|
Bermula
dari 5 tahun silam, ketika pertama kali saya menginjakkan kaki di Surabaya. Sebagai
seorang pemuda perantau yg masih lugu, saya ke pulau Jawa untuk melanjutkan
studi dan mengadu nasib.Paman dan Bibi yang tinggal di sebuah kota
kecil LM sebelah timur Surabaya
sudah dikirimi telegram utk menjemput saya, namun karena komunikasi yg
kurang lancar, sehingga kami tdk bertemu.
|
Dengan berbekal alamat rumah Paman, saya memutuskan untuk langsung berangkat ke kota LM dengan menggunakan bis kota.Tiba di kota LM sudah menjelang sore hari, dan dalam keadaan lapar saya menuju ke rumah Paman, namun ternyata Paman dan Bibi sudah sejak pagi be-rangkat ke Surabaya untuk menjemput saya. Berkat kebaikan tetangga (karena sudah diberitahu Bibi mengenai kedatangan saya) Pak Edy dan istrinya Bu Ning (keduanya berusia sekitar 45 tahunan), saya diberitahu untuk tinggal sementara di rumah mereka. Disinilah awal dari inti kisah nyata saya.
Bu
Ning sebagaimana umumnya wanita Jawa setengah baya dan kebetulan belum dikarunia
momongan selalu memakai kebaya dan rambutnya disanggul, se-hingga penampilan
selalu anggun. Bertubuh sekal, pinggul dan pantatnya yang besar, suka tersenyum
dan sangat baik. Malam itu kira-kira jam 19:00, Pak Edy sebagai petugas kantor
pos harus lembur malam karena akhir Desember banyak pekerjaan yang harus
diselesaikan. Sementara saya karena kecapaian setelah menempuh perjalanan
panjang tertidur pulas di kamar yang telah disediakan Bu Ning.
Kira-kira
jam 11 malam saya terbangun untuk ke kamar kecil yang ada di belakang rumah,
dan saya harus melewati ruang tamu. Di ruang tamu saya melihat Bu Ning sedang
menonton TV sendirian sambil rebahan di kursi panjang. “Mau kemana Dik..? Mau
keluar maksudnya..?” tanya Bu Ning lagi. Karena rupanya Bu Ning tidak mengerti,
akhirnya saya katakan bahwa saya mau kencing. “Ohh.., kalau begitu biar Ibu
antarkan.” katanya.
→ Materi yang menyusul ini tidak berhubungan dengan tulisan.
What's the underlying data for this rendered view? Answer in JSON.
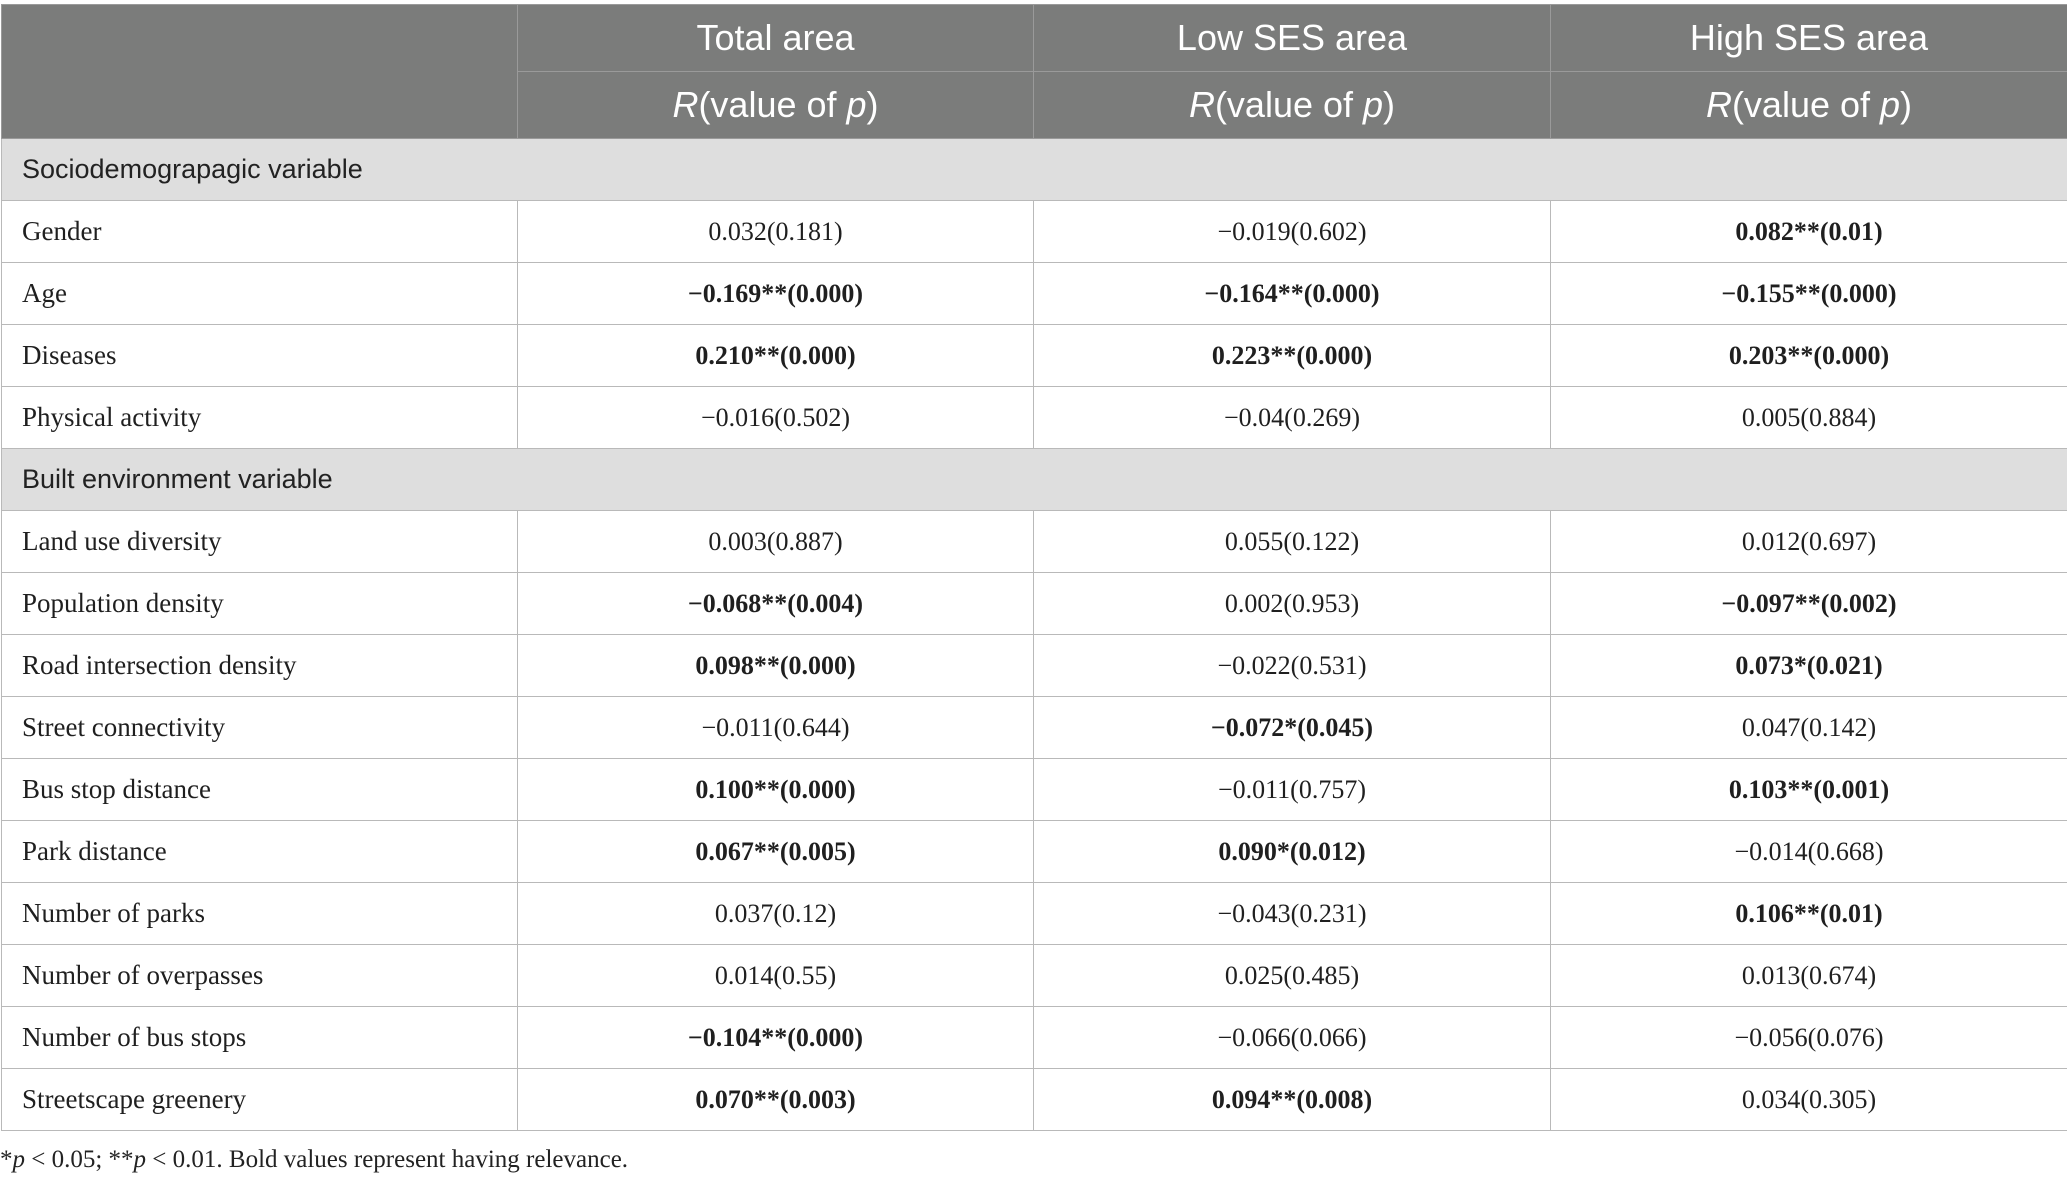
{
  "header": {
    "columns": [
      "Total area",
      "Low SES area",
      "High SES area"
    ],
    "sub_r": "R",
    "sub_mid": "(value of ",
    "sub_p": "p",
    "sub_end": ")"
  },
  "sections": [
    {
      "title": "Sociodemograpagic variable",
      "rows": [
        {
          "label": "Gender",
          "cells": [
            {
              "text": "0.032(0.181)",
              "bold": false
            },
            {
              "text": "−0.019(0.602)",
              "bold": false
            },
            {
              "text": "0.082**(0.01)",
              "bold": true
            }
          ]
        },
        {
          "label": "Age",
          "cells": [
            {
              "text": "−0.169**(0.000)",
              "bold": true
            },
            {
              "text": "−0.164**(0.000)",
              "bold": true
            },
            {
              "text": "−0.155**(0.000)",
              "bold": true
            }
          ]
        },
        {
          "label": "Diseases",
          "cells": [
            {
              "text": "0.210**(0.000)",
              "bold": true
            },
            {
              "text": "0.223**(0.000)",
              "bold": true
            },
            {
              "text": "0.203**(0.000)",
              "bold": true
            }
          ]
        },
        {
          "label": "Physical activity",
          "cells": [
            {
              "text": "−0.016(0.502)",
              "bold": false
            },
            {
              "text": "−0.04(0.269)",
              "bold": false
            },
            {
              "text": "0.005(0.884)",
              "bold": false
            }
          ]
        }
      ]
    },
    {
      "title": "Built environment variable",
      "rows": [
        {
          "label": "Land use diversity",
          "cells": [
            {
              "text": "0.003(0.887)",
              "bold": false
            },
            {
              "text": "0.055(0.122)",
              "bold": false
            },
            {
              "text": "0.012(0.697)",
              "bold": false
            }
          ]
        },
        {
          "label": "Population density",
          "cells": [
            {
              "text": "−0.068**(0.004)",
              "bold": true
            },
            {
              "text": "0.002(0.953)",
              "bold": false
            },
            {
              "text": "−0.097**(0.002)",
              "bold": true
            }
          ]
        },
        {
          "label": "Road intersection density",
          "cells": [
            {
              "text": "0.098**(0.000)",
              "bold": true
            },
            {
              "text": "−0.022(0.531)",
              "bold": false
            },
            {
              "text": "0.073*(0.021)",
              "bold": true
            }
          ]
        },
        {
          "label": "Street connectivity",
          "cells": [
            {
              "text": "−0.011(0.644)",
              "bold": false
            },
            {
              "text": "−0.072*(0.045)",
              "bold": true
            },
            {
              "text": "0.047(0.142)",
              "bold": false
            }
          ]
        },
        {
          "label": "Bus stop distance",
          "cells": [
            {
              "text": "0.100**(0.000)",
              "bold": true
            },
            {
              "text": "−0.011(0.757)",
              "bold": false
            },
            {
              "text": "0.103**(0.001)",
              "bold": true
            }
          ]
        },
        {
          "label": "Park distance",
          "cells": [
            {
              "text": "0.067**(0.005)",
              "bold": true
            },
            {
              "text": "0.090*(0.012)",
              "bold": true
            },
            {
              "text": "−0.014(0.668)",
              "bold": false
            }
          ]
        },
        {
          "label": "Number of parks",
          "cells": [
            {
              "text": "0.037(0.12)",
              "bold": false
            },
            {
              "text": "−0.043(0.231)",
              "bold": false
            },
            {
              "text": "0.106**(0.01)",
              "bold": true
            }
          ]
        },
        {
          "label": "Number of overpasses",
          "cells": [
            {
              "text": "0.014(0.55)",
              "bold": false
            },
            {
              "text": "0.025(0.485)",
              "bold": false
            },
            {
              "text": "0.013(0.674)",
              "bold": false
            }
          ]
        },
        {
          "label": "Number of bus stops",
          "cells": [
            {
              "text": "−0.104**(0.000)",
              "bold": true
            },
            {
              "text": "−0.066(0.066)",
              "bold": false
            },
            {
              "text": "−0.056(0.076)",
              "bold": false
            }
          ]
        },
        {
          "label": "Streetscape greenery",
          "cells": [
            {
              "text": "0.070**(0.003)",
              "bold": true
            },
            {
              "text": "0.094**(0.008)",
              "bold": true
            },
            {
              "text": "0.034(0.305)",
              "bold": false
            }
          ]
        }
      ]
    }
  ],
  "footnote": {
    "star": "*",
    "p1": "p",
    "t1": " < 0.05; **",
    "p2": "p",
    "t2": " < 0.01. Bold values represent having relevance."
  }
}
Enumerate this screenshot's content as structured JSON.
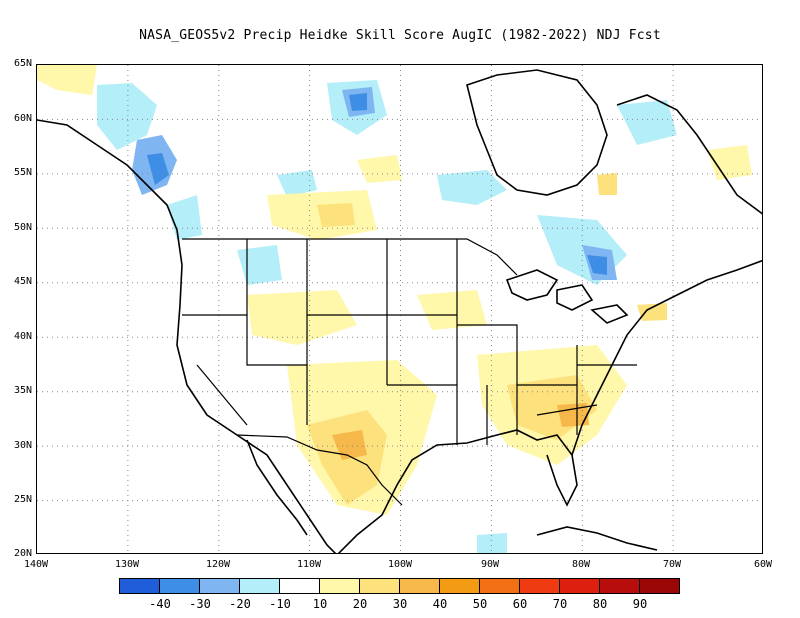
{
  "title": "NASA_GEOS5v2 Precip Heidke Skill Score AugIC (1982-2022) NDJ Fcst",
  "lat_labels": [
    "65N",
    "60N",
    "55N",
    "50N",
    "45N",
    "40N",
    "35N",
    "30N",
    "25N",
    "20N"
  ],
  "lon_labels": [
    "140W",
    "130W",
    "120W",
    "110W",
    "100W",
    "90W",
    "80W",
    "70W",
    "60W"
  ],
  "colorbar": {
    "colors": [
      "#1f5ed8",
      "#3e8ee6",
      "#7fb6f2",
      "#b3eef9",
      "#ffffff",
      "#fff7a9",
      "#fde17c",
      "#f6b84a",
      "#f39b12",
      "#f27013",
      "#ef3b12",
      "#dd1f10",
      "#b70d0d",
      "#9a0606"
    ],
    "labels": [
      "-40",
      "-30",
      "-20",
      "-10",
      "10",
      "20",
      "30",
      "40",
      "50",
      "60",
      "70",
      "80",
      "90"
    ]
  }
}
Waktu mengantar saya, Bu Ning (mungkin pura-pura) terjatuh
dan memegang pundak saya.
Dengan
sigap saya langsung berbalik dan memeluk Bu Ning, dan rupanya Bu Ning langsung
memeluk dan mencium saya, namun saya berpikir bahwa ini hanya tanda terima
kasih. Setelah kencing saya balik ke kamar, namun Bu Ning mengajak saya untuk
nonton TV. Posisi Bu Ning sekarang tidak lagi berbaring, namun duduk selonjor sehingga
kainnya terangkat ke atas dan kelihatan betisnya yang putih bulat. Sebagai
pemuda desa yang masih lugu dalam hal sex, saya tidak mempunyai pikiran yang
aneh-aneh, dan hanya menonton sampai acara selesai dan kembali ke kamar untuk
tidur lagi.
Pagi-pagi
saya bangun menimba air di sumur mengisi bak mandi dan membantu Bu Ning untuk
mencuci, sementara Paman dan Tante belum kembali dari Surabaya karena mereka
sedang mencari saya disana. Om Edy sudah berangkat lagi ke kantor, tinggal saya
dan Bu Ning di rumah. Bu Ning tetap mengenakan sanggul. Beliau tidak berkebaya
melainkan memakai daster yang longgar, duduk di atas bangku kecil sambil
mencuci. Rupanya Bu Ning tidak memakai CD, sehingga terlihat pahanya yang
gempal, dan ketika tahu bahwa saya sedang memperhatikannya, Bu Ning sengaja
merenggang pahanya, sehingga kelihatan jelas bukit vaginanya yang ditumbuhi
bulu yang cukup lebat, namun hingga selesai mencuci saya masih bersikap biasa.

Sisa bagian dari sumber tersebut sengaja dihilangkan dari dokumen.